I don’t want to trivialize the tragedies that happen when people stumble across Africanized bee nests. Although the bees can be kept and managed by beekeepers, they are much more defensive than the European stock we typically keep in the north. Instead of a few stings from a hive, the Africanized bees may defend with a few hundred stings. Venom overload can kill – about 50 known deaths due to massive stinging have occurred since the bees arrived in the 1950s, but the actual total may be twice that. (Though still short of The Swarm’s 37,000 deaths.)
Regardless the predictions (some of them made by notable bee scientists), Africanized bees did not destroy North American agriculture. Although they’ve been in the USA since 1990, they didn’t reach Washington D.C. by 1995 as many expected. Africanized bees barely spread past Louisiana in 20 years. Some that arrived on cargo ships in Florida years ago haven’t expanded very far nor have they interfered much with normal beekeeping and farming in the sunshine state. Africanized bees roamed around a bit more on the west coast, but millions of out-of-state hives continue to arrive each winter to pollinate the almonds – and they apparently head back to Maine and Montana and elsewhere non-Africanized. In short, the hype was mostly hype.

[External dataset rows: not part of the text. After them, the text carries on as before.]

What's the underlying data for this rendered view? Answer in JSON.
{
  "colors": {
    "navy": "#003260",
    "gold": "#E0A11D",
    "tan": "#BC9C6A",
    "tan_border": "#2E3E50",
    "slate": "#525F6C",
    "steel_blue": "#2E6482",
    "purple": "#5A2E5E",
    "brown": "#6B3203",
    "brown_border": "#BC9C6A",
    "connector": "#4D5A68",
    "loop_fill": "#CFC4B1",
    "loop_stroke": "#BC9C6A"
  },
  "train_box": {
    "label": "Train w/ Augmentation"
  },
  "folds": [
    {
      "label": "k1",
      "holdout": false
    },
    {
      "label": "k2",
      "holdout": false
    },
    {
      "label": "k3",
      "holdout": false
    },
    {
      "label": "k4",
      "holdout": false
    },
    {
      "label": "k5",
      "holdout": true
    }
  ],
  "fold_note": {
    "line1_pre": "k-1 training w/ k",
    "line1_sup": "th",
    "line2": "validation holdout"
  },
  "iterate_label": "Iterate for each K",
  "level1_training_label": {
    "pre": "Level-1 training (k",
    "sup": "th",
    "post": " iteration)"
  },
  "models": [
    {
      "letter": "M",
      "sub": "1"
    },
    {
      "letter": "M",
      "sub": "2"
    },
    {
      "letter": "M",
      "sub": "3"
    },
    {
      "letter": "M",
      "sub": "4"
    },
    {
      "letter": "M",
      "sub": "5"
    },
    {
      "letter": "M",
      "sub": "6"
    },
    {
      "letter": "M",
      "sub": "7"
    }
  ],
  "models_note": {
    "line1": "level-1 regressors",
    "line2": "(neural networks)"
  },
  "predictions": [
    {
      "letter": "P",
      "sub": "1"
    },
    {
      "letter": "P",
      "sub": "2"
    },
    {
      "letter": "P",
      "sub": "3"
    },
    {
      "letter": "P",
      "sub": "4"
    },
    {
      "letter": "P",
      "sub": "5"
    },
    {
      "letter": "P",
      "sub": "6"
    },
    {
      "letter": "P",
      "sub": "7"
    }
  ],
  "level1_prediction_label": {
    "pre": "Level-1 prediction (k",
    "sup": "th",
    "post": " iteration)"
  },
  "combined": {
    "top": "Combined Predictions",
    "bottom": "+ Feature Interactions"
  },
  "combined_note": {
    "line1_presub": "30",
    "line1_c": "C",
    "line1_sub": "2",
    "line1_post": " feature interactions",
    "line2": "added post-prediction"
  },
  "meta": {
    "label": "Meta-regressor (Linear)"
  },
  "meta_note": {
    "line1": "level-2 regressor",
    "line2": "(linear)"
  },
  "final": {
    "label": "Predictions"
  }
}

Meanwhile, in the original homeland of the hybrid bee, Brazil’s Africanized bees didn’t make pre-game chatter even when the announcers were so bored that they resorted to discussing one athlete’s favourite books. The bees were far below international radar. To be fair, when it became apparent that the killer bees would be a no-show, Brazil did manage to conjure up millions of Zika-infested mosquitoes, partly redeeming the reputation of the country’s miscreant insects.